By Friday, Titus’s story was picked up by the Washington Post, and he was interviewed on, Fox, ABC, CBS, Good Morning America, MSNBC, Fox & Friends, and several local affiliates. Clearly, his story has struck a nerve. So how can you ensure that your CallFire Voice Broadcast campaigns don’t meet the same terrible fate?
  1. Double- and triple-check your campaign settings. The school’s announcement was sent at the early morning hour by a simple human error. This can be avoided by checking over your work.
  2. Maintain an internal Do-Not-Call list. Your internal DNC list in the CallFire interface should be kept up-to-date and used in every subsequent campaign you run.
  3. Add yourself to your own campaigns. CallFire sends broadcasts at a rapid rate of at least 50 calls per minute. However, if your own phone number is among those called, and you accidentally set the time incorrectly, you can stop your campaign midway and hopefully save whoever's left. You’ll still upset the people who have been called, but may be able to minimize the damage.

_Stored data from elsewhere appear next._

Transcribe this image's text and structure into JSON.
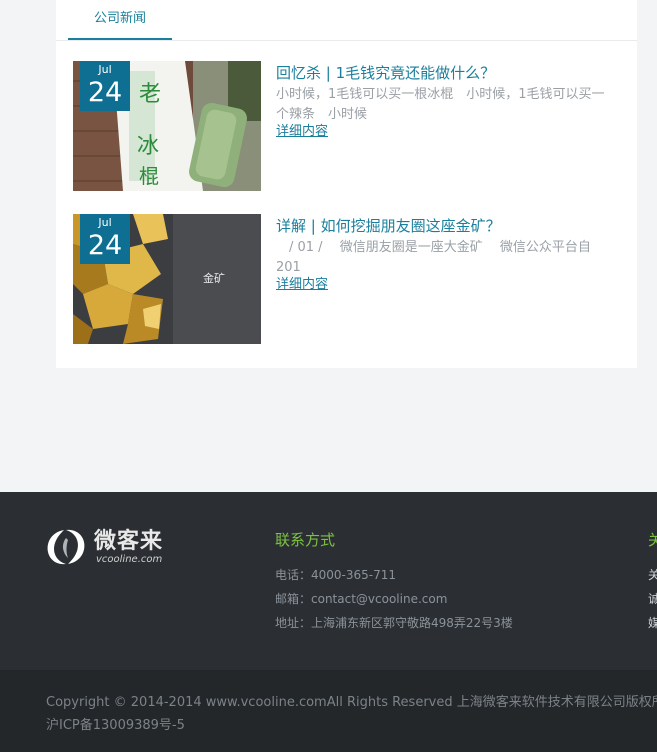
{
  "tabs": [
    {
      "label": "公司新闻",
      "active": true
    }
  ],
  "articles": [
    {
      "date_month": "Jul",
      "date_day": "24",
      "title": "回忆杀 | 1毛钱究竟还能做什么？",
      "summary": "小时候，1毛钱可以买一根冰棍　小时候，1毛钱可以买一个辣条　小时候",
      "more_label": "详细内容",
      "image": "popsicle-photo"
    },
    {
      "date_month": "Jul",
      "date_day": "24",
      "title": "详解 | 如何挖掘朋友圈这座金矿？",
      "summary": "　/ 01 /　 微信朋友圈是一座大金矿　 微信公众平台自201",
      "more_label": "详细内容",
      "image": "gold-nuggets-photo",
      "image_caption": "金矿"
    }
  ],
  "footer": {
    "logo": {
      "name": "微客来",
      "url": "vcooline.com"
    },
    "contact": {
      "title": "联系方式",
      "phone": "电话：4000-365-711",
      "email": "邮箱：contact@vcooline.com",
      "address": "地址：上海浦东新区郭守敬路498弄22号3楼"
    },
    "col3": {
      "title_partial": "关",
      "lines_partial": [
        "关",
        "诚",
        "媒"
      ]
    },
    "copyright": "Copyright © 2014-2014 www.vcooline.comAll Rights Reserved 上海微客来软件技术有限公司版权所有",
    "icp": "沪ICP备13009389号-5"
  },
  "colors": {
    "accent": "#1a7f9c",
    "date_badge": "#0f6f93",
    "footer_bg": "#2b2f33",
    "footer_title": "#7cc142",
    "bottom_bg": "#23272a"
  }
}
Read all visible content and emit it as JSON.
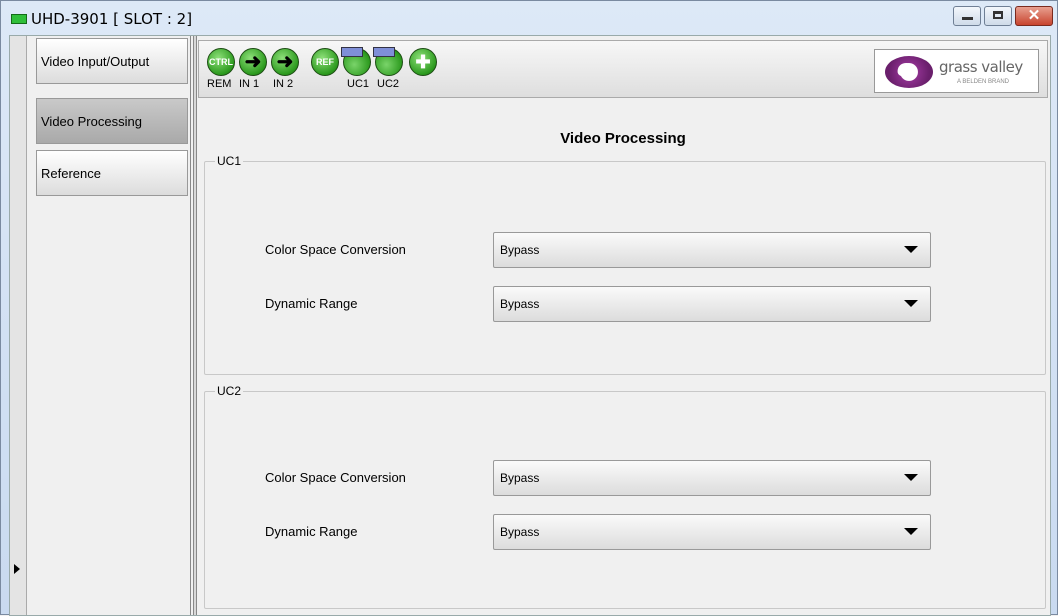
{
  "window": {
    "title": "UHD-3901 [ SLOT : 2]",
    "close_glyph": "✕"
  },
  "nav": {
    "items": [
      {
        "label": "Video Input/Output"
      },
      {
        "label": "Video Processing"
      },
      {
        "label": "Reference"
      }
    ]
  },
  "toolbar": {
    "icons": [
      {
        "text": "CTRL",
        "label": "REM"
      },
      {
        "text": "➜",
        "label": "IN 1"
      },
      {
        "text": "➜",
        "label": "IN 2"
      },
      {
        "text": "REF",
        "label": ""
      },
      {
        "text": "",
        "label": "UC1"
      },
      {
        "text": "",
        "label": "UC2"
      },
      {
        "text": "✚",
        "label": ""
      }
    ]
  },
  "logo": {
    "mark": "G",
    "name": "grass valley",
    "tagline": "A BELDEN BRAND"
  },
  "main": {
    "title": "Video Processing",
    "groups": [
      {
        "title": "UC1",
        "rows": [
          {
            "label": "Color Space Conversion",
            "value": "Bypass"
          },
          {
            "label": "Dynamic Range",
            "value": "Bypass"
          }
        ]
      },
      {
        "title": "UC2",
        "rows": [
          {
            "label": "Color Space Conversion",
            "value": "Bypass"
          },
          {
            "label": "Dynamic Range",
            "value": "Bypass"
          }
        ]
      }
    ]
  },
  "colors": {
    "status_green": "#2c9a1e",
    "brand_purple": "#8b2f8c",
    "active_tab": "#b0b0b0"
  }
}
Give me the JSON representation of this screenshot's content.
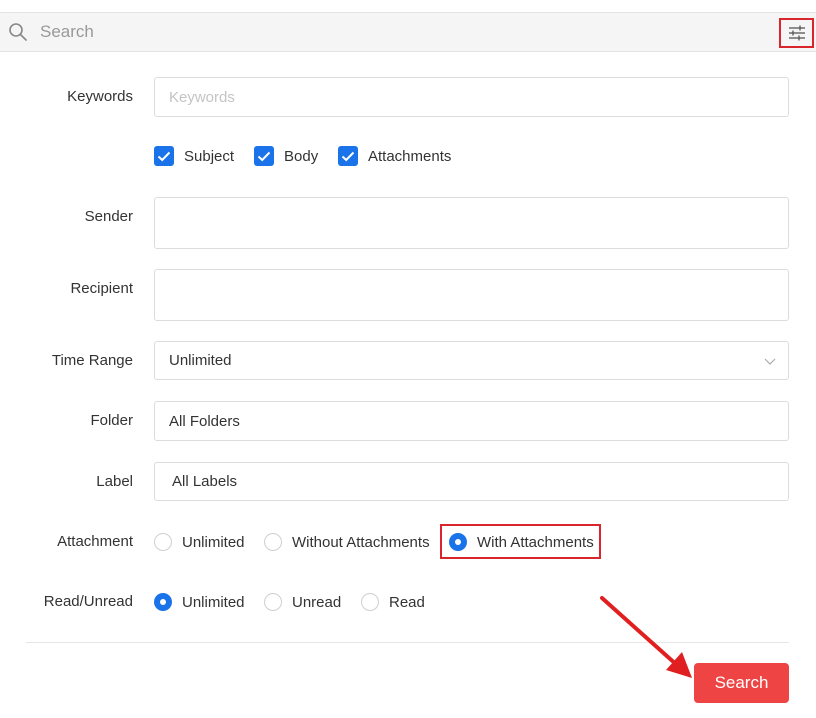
{
  "search": {
    "placeholder": "Search"
  },
  "form": {
    "keywords": {
      "label": "Keywords",
      "placeholder": "Keywords"
    },
    "scope": [
      {
        "label": "Subject",
        "checked": true
      },
      {
        "label": "Body",
        "checked": true
      },
      {
        "label": "Attachments",
        "checked": true
      }
    ],
    "sender": {
      "label": "Sender",
      "value": ""
    },
    "recipient": {
      "label": "Recipient",
      "value": ""
    },
    "time_range": {
      "label": "Time Range",
      "value": "Unlimited"
    },
    "folder": {
      "label": "Folder",
      "value": "All Folders"
    },
    "tag": {
      "label": "Label",
      "value": "All Labels"
    },
    "attachment": {
      "label": "Attachment",
      "options": [
        "Unlimited",
        "Without Attachments",
        "With Attachments"
      ],
      "selected": "With Attachments"
    },
    "read_status": {
      "label": "Read/Unread",
      "options": [
        "Unlimited",
        "Unread",
        "Read"
      ],
      "selected": "Unlimited"
    }
  },
  "actions": {
    "search_label": "Search"
  },
  "colors": {
    "accent": "#1a73e8",
    "primary_button": "#ee4444",
    "highlight": "#d9262c"
  }
}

  4. Follow best practices even better. Titus recalls he doesn’t know when he agreed to receive phone notifications. Assuming the PG County School Board followed best practices, he probably did agree at some point. It is essential that you clearly communicate the intent to use your contacts’ phone numbers for broadcast messages. (Also, for business communications, FTC rules require agreement. In a non-profit's case, like a school district, they would not be subject to this requirement. Still, informing parents that they'll be added is a good idea. Clayton, MO schools allow parents to opt out, but they must renew that opt out every year).
  5. Include opt-out information in your broadcasts. End every message with opt-out instructions, such as "To discontinue receiving phone notifications, call xxx-xxx-xxxx." You can also use Hosted IVR to add a press-1 capability to connect the called party to someone in your organization that can remove them from your list.
  6. Consider SMS Broadcasts instead. For quick messages such as this 2-hour delay, a text message would have been less likely to awaken parents, would be received much more quickly, and have the same informative effect.
Follow these steps and your broadcasts, voice or text, will work to your benefit, and your contacts'.